This work addresses the confirmation bias induced by severe class imbalance in semi-supervised medical image segmentation, particularly the failure to accurately segment minority classes under limited annotation. To mitigate this issue, the authors propose a multi-level “look-outward” framework that leverages cross-domain knowledge distillation from an external vision foundation model (DINOv3) and introduces a progressive imbalance-aware CutMix (PIC) strategy to dynamically generate unbiased supervision signals. By moving beyond the conventional reliance on internal information within the target dataset alone, the method significantly enhances segmentation performance for underrepresented classes. State-of-the-art results are achieved on challenging, highly imbalanced benchmarks such as Synapse and AMOS, demonstrating the effectiveness of the proposed approach in real-world medical imaging scenarios with scarce labels.

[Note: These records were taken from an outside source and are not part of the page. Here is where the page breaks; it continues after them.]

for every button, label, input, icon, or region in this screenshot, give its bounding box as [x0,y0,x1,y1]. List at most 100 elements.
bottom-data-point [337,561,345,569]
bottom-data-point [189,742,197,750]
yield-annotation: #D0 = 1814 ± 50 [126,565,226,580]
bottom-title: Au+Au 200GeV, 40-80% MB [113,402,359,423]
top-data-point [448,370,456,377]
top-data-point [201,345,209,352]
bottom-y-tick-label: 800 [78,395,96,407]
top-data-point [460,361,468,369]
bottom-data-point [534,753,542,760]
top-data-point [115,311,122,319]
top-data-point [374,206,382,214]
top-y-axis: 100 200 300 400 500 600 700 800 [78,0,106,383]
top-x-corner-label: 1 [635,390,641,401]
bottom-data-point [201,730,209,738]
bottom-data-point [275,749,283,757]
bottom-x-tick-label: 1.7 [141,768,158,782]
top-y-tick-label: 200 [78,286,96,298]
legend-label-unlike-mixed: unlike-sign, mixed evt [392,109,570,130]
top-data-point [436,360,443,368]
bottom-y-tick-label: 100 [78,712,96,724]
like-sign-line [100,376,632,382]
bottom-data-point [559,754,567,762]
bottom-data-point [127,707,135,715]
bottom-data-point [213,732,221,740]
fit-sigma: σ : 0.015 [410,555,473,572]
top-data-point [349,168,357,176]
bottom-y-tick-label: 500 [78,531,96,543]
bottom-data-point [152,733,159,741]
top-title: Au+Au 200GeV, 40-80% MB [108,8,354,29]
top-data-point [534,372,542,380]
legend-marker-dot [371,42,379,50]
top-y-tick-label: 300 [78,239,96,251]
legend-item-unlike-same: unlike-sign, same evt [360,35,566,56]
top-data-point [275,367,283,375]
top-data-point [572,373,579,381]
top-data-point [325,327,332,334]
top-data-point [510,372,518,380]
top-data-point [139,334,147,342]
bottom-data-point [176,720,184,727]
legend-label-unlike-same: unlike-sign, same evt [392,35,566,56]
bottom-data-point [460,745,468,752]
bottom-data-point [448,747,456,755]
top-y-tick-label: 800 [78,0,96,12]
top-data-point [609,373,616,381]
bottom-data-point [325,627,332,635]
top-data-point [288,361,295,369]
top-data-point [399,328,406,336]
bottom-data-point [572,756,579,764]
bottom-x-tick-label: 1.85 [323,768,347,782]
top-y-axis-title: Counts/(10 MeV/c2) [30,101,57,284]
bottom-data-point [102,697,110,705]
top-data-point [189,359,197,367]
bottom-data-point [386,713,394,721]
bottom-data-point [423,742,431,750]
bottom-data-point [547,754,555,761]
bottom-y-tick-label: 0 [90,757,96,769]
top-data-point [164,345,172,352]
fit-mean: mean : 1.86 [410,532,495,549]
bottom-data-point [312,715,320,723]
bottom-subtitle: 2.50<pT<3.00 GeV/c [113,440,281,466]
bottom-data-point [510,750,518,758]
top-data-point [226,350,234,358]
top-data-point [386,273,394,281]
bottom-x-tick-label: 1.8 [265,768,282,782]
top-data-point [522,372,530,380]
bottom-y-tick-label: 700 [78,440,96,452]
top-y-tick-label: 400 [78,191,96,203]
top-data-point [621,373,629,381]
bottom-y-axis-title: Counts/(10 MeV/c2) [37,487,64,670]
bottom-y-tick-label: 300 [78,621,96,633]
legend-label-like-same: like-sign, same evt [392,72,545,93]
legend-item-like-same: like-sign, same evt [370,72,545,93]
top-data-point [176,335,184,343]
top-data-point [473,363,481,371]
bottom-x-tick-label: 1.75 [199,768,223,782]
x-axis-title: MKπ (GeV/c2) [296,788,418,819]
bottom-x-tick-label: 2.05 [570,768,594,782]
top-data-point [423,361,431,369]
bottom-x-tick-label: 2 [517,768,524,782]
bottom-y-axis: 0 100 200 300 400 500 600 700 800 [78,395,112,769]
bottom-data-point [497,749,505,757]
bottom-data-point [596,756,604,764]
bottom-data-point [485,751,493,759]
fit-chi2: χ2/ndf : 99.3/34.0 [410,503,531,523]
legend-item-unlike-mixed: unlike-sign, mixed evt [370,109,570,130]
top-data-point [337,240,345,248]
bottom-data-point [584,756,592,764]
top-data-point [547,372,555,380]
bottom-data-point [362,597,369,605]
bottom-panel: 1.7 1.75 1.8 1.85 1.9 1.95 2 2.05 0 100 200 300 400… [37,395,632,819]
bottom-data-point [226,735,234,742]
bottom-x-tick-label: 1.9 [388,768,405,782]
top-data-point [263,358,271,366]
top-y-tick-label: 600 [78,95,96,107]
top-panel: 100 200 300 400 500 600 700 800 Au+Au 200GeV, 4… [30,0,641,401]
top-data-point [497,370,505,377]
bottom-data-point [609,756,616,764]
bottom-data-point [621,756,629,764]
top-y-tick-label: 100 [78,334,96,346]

Semi-supervised learning (SSL) has emerged as a critical paradigm for medical image segmentation, mitigating the immense cost of dense annotations. However, prevailing SSL frameworks are fundamentally"inward-looking", recycling information and biases solely from within the target dataset. This design triggers a vicious cycle of confirmation bias under class imbalance, leading to the catastrophic failure to recognize minority classes. To dismantle this systemic issue, we propose a paradigm shift to a multi-level"outward-looking"framework. Our primary innovation is Foundational Knowledge Distillation (FKD), which looks outward beyond the confines of medical imaging by introducing a pre-trained visual foundation model, DINOv3, as an unbiased external semantic teacher. Instead of trusting the student's biased high confidence, our method distills knowledge from DINOv3's robust understanding of high semantic uniqueness, providing a stable, cross-domain supervisory signal that anchors the learning of minority classes. To complement this core strategy, we further look outward within the data by proposing Progressive Imbalance-aware CutMix (PIC), which creates a dynamic curriculum that adaptively forces the model to focus on minority classes in both labeled and unlabeled subsets. This layered strategy forms our framework, DINO-Mix, which breaks the vicious cycle of bias and achieves remarkable performance on challenging semi-supervised class-imbalanced medical image segmentation benchmarks Synapse and AMOS.